Rochester City Council on Monday, September 24, joined a group of other communities and organizations in opposing the state of Michigan's new lead and copper rules, claiming they will place hardship on them to implement.
Rochester Department of Public Works (DPW) Director Shannon Filarecki said in a memo that the new rules remove the city's ability to effectively manage needed system improvements. She recommended the city join the Great Lakes Water Authority, the Detroit Water and Sewerage Department, the Oakland County Water Resources Commissioner and others in requesting the Michigan Department of Environmental Quality (DEQ) in requesting a declaratory ruling on the rules.
Those joining the request also state the rules may be in violation of the state's constitution.
The rules, according to those joining the request, impose a myriad of new and additional regulatory, technical and cost burdens on suppliers of water.
The DEQ in March 2018, amended the lead and copper provisions to impose additional requirements on state drinking water suppliers beyond those imposed by the federal Safe Drinking Water Act.

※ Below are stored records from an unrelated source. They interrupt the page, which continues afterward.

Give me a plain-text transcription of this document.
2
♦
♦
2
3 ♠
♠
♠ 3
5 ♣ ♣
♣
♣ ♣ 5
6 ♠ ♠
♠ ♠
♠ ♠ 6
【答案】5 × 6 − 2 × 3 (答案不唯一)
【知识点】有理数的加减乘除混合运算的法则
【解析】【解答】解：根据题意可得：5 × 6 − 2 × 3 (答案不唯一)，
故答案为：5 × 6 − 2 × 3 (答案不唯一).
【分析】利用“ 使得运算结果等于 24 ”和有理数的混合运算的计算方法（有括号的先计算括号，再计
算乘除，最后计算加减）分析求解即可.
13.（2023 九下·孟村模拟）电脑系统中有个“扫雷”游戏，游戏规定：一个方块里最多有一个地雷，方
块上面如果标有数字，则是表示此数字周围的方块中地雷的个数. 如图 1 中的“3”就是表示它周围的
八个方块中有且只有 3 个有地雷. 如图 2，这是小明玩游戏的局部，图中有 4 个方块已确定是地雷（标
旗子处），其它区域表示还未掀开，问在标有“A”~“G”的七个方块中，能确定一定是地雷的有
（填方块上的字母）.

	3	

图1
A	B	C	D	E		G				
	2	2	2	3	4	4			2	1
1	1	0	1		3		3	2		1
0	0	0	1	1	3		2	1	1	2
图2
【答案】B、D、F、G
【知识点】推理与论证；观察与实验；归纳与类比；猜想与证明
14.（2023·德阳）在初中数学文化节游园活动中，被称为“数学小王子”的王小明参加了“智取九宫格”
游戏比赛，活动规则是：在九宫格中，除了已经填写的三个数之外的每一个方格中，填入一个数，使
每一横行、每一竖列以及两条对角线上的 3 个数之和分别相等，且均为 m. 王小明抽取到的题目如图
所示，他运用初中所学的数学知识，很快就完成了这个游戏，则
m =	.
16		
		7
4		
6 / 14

Under the new rules, which do not provide additional funding, water suppliers must remove privately-owned lead service lines using public money; remove all lead service lines within 20 years, even where existing lines fall below lead action levels; reduce the lead action level from 15 ppb to 12 ppb, triggering additional regulatory action; require sequential sampling; anticipate partial lead service line replacements in emergencies without defining an emergency; and create and provide support for local Drinking Water Advisory Councils.
"The DPW has reviewed the Regulatory Impact Statement and Cost Benefit Analysis in comparison to our proposed Drinking Water Revolving Fund (DWRF) Project Plan. Using the DEQ cost estimates, which I feel are lower than to be expected, our project costs are expected to increase by $1 million, assuming all 177 residents with galvanized water services agree to grant the necessary easements," Filarecki said. "While the intention of the rule change is good, the approach is severely flawed and needs to be corrected or it could have a significant impact on our future water rates."